A year after achieving this milestone, the researchers replicated their demonstration — this time involving multiple pairs of participants. Alluding to the Vulcan mind-meld from Star Trek and the premise of the movie Avatar, “we realized that we had all the equipment we needed to build a rudimentary version of this technology,” the duo wrote in Scientific American. “Along with other scientists, we are now learning to bypass traditional modes of communication and swap thoughts directly between brains.”

There were limitations to their initial proof of concept; it was restricted to communication between two people, and the second could only passively receive information. In 2019, Rao and his collaborators addressed that problem head-on with BrainNet, which expanded the capabilities of their brain-to-brain interface to enable a group of people to collaborate remotely to solve a task — in this case, a Tetris-like game — by both sending and receiving information.

“Humans are social beings who communicate with each other to cooperate and solve problems that none of us can solve on our own,” Rao said in a UW News release at the time. “We wanted to know if a group of people could collaborate using only their brains.
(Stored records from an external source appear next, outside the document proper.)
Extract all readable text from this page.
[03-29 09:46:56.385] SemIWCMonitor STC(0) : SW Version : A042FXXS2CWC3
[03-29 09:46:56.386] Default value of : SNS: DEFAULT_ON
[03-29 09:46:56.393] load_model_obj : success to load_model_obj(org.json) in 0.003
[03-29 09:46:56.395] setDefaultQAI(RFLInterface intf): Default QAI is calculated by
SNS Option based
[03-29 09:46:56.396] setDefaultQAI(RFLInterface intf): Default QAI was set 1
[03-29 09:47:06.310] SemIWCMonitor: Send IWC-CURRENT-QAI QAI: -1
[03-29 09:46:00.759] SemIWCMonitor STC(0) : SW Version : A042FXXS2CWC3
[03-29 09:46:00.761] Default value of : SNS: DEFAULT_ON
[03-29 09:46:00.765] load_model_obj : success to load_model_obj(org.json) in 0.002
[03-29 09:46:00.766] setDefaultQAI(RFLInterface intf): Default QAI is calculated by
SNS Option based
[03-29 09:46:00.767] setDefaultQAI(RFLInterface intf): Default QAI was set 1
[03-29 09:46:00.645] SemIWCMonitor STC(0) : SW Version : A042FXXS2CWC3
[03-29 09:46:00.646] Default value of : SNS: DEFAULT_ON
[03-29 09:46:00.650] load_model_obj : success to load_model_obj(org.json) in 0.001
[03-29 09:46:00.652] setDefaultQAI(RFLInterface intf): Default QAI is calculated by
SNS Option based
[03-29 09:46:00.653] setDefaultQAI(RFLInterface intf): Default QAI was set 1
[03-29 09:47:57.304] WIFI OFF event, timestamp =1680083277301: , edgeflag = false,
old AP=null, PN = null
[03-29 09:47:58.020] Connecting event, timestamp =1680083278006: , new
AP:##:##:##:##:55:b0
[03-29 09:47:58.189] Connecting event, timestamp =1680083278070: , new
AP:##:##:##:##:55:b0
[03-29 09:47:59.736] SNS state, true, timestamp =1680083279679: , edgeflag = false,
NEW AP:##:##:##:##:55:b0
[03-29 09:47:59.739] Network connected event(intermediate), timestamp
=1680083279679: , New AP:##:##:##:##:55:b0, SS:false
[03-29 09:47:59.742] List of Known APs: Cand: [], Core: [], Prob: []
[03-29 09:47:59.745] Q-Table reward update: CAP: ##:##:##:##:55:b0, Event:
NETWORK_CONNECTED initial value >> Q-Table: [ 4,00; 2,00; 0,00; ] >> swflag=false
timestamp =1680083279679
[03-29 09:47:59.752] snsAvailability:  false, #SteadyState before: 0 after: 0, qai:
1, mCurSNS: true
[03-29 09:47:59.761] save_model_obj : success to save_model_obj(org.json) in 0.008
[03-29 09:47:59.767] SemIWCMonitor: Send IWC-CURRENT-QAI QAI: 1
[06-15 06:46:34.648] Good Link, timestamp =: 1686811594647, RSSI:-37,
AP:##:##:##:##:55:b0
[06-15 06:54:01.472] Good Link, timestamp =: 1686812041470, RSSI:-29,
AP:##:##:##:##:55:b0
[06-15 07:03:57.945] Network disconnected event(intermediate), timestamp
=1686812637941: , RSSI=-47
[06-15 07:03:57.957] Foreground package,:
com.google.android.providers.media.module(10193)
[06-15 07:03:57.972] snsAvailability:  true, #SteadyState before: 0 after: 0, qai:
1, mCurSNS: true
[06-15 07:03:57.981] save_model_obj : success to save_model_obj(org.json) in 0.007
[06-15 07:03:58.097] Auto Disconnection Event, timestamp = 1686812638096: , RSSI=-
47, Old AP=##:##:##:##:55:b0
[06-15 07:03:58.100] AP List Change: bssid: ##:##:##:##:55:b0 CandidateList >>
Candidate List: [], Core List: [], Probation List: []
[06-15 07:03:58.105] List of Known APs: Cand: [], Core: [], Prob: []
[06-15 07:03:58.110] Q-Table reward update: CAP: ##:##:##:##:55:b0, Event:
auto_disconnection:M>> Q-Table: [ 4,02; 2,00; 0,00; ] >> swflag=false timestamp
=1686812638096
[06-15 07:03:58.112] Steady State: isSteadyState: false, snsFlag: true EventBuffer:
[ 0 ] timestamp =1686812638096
That’s how we came up with the idea of BrainNet: where two people help a third person solve a task.”

In a series of experiments, participants averaged 81.25% accuracy in completing the task set for them, with the receiver learning to trust the instructions from the more reliable sender. The work pointed to the potential for humans to engage in collaborative problem-solving via a “social network” of brains.

Recently, Rao has returned his attention to his earlier, career-defining research to take advantage of new developments in the field while continuing his research in BCIs. 

“This is an exciting time to be working at the intersection of computer science and neuroscience,” said Rao. “Inspired by recent advances in AI, my group is currently working on new versions of predictive coding, called dynamic and active predictive coding, to better understand brain function while also suggesting new brain-inspired AI models. In the area of BCIs, we have proposed a new type of BCIs called brain co-processors that use artificial neural networks to interact with biological brains to restore or augment human function.”

Rao and Kohno are among four University of Washington professors elevated to the status of IEEE Fellow for 2023. They are joined by Uri Shumlak, a professor in the William E. Boeing Department of Aeronautics & Astronautics who was recognized for “research of sheared flow stabilization of the Z pinch for fusion energy,” and Yinhai Wang, a professor in the Department of Civil & Environmental Engineering who was recognized for “contributions to traffic sensing, transportation data science, and smart infrastructure systems.”